Osteoarthritis is a multifactorial disease with key pathways (shown in red) that collaborate to promote pathologic remodeling of the cartilage, bone and synovium, ultimately leading to joint failure. The many ways to enter this vicious cycle are depicted in green.

Enzyme Inhibitors

The concerted effort of proteases is thought to mediate the slow degradation of articular cartilage extracellular matrix observed in OA.⁸ These proteases include zinc-dependent enzymes, such as MMP13 and the aggrecanases (e.g., ADAMTS5), as well as cysteine proteases, such as cathepsin K.

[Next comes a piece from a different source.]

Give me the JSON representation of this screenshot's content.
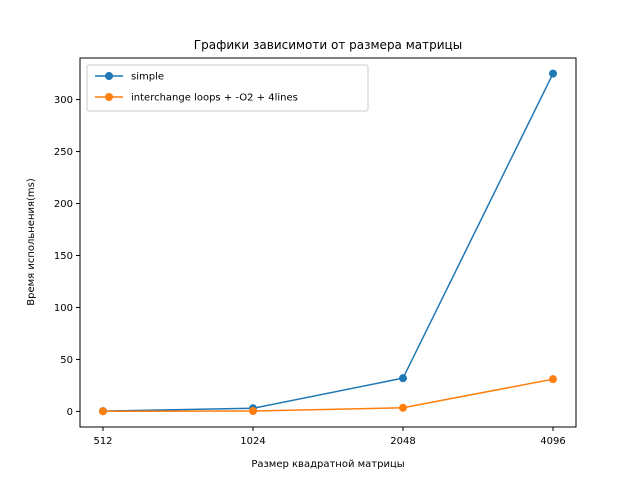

Type II collagen and aggrecan are the major targets of these enzymes, along with other matrix components that maintain cartilage integrity. Mice with genetic mutations in these enzymes have been studied in post-traumatic OA models. For example, ADAMTS5-deficient mice are protected from OA that ensues after joint instability surgery, a model that recapitulates the post-traumatic degenerative process.^9,10 Similar results have been obtained with MMP13- and cathepsin K-deficient mice.^11,12

Conversely, mice with elevated activity of these enzymes, either through genetic overexpression or deletion of endogenous protease inhibitors, display accelerated OA.8 Specific chemical inhibitors of these proteases have shown promising results in mouse models. Inhibitors of ADAMTS5, MMP13 and cathepsin K all reduce histologic manifestations of post-traumatic OA in animals.^12-15 Some early phase trials were carried out in humans with inhibitors against two of these enzymes (e.g., aggrecanase and cathepsin K; clinicaltrials.gov record locators NCT00427687 and NCT00397683). However, the results of these studies were never published, and there has been no action on this front for a few years, perhaps because of toxicity concerns or a lack of predictive biomarkers and intermediate outcome measures in OA. The possibility of locally delivering these drugs into OA joints could renew interest as a way to maximize the benefit to risk ratio.¹³

An alternative method to target the zinc-dependent catabolic enzymes was revealed in a recent paper in the journal, Cell.¹⁶ The authors found elevated levels of zinc in OA cartilage from mice and humans. Inflammatory stimuli, such as interleukin-1, induced expression of a potent zinc transporter to increase local levels. Unexpectedly, the influx of zinc induced expression of MMPs and ADAMTS5. Over-expression of the zinc transporter produced OA-like lesions, and genetic ablation prevented post-traumatic OA. These data suggest that zinc is a key mediator of catabolic protease expression in OA, in addition to its established role as a cofactor for these enzymes. It will be very interesting to see whether this pathway can be leveraged for the treatment of OA, perhaps by zinc chelation or inhibition of zinc transport.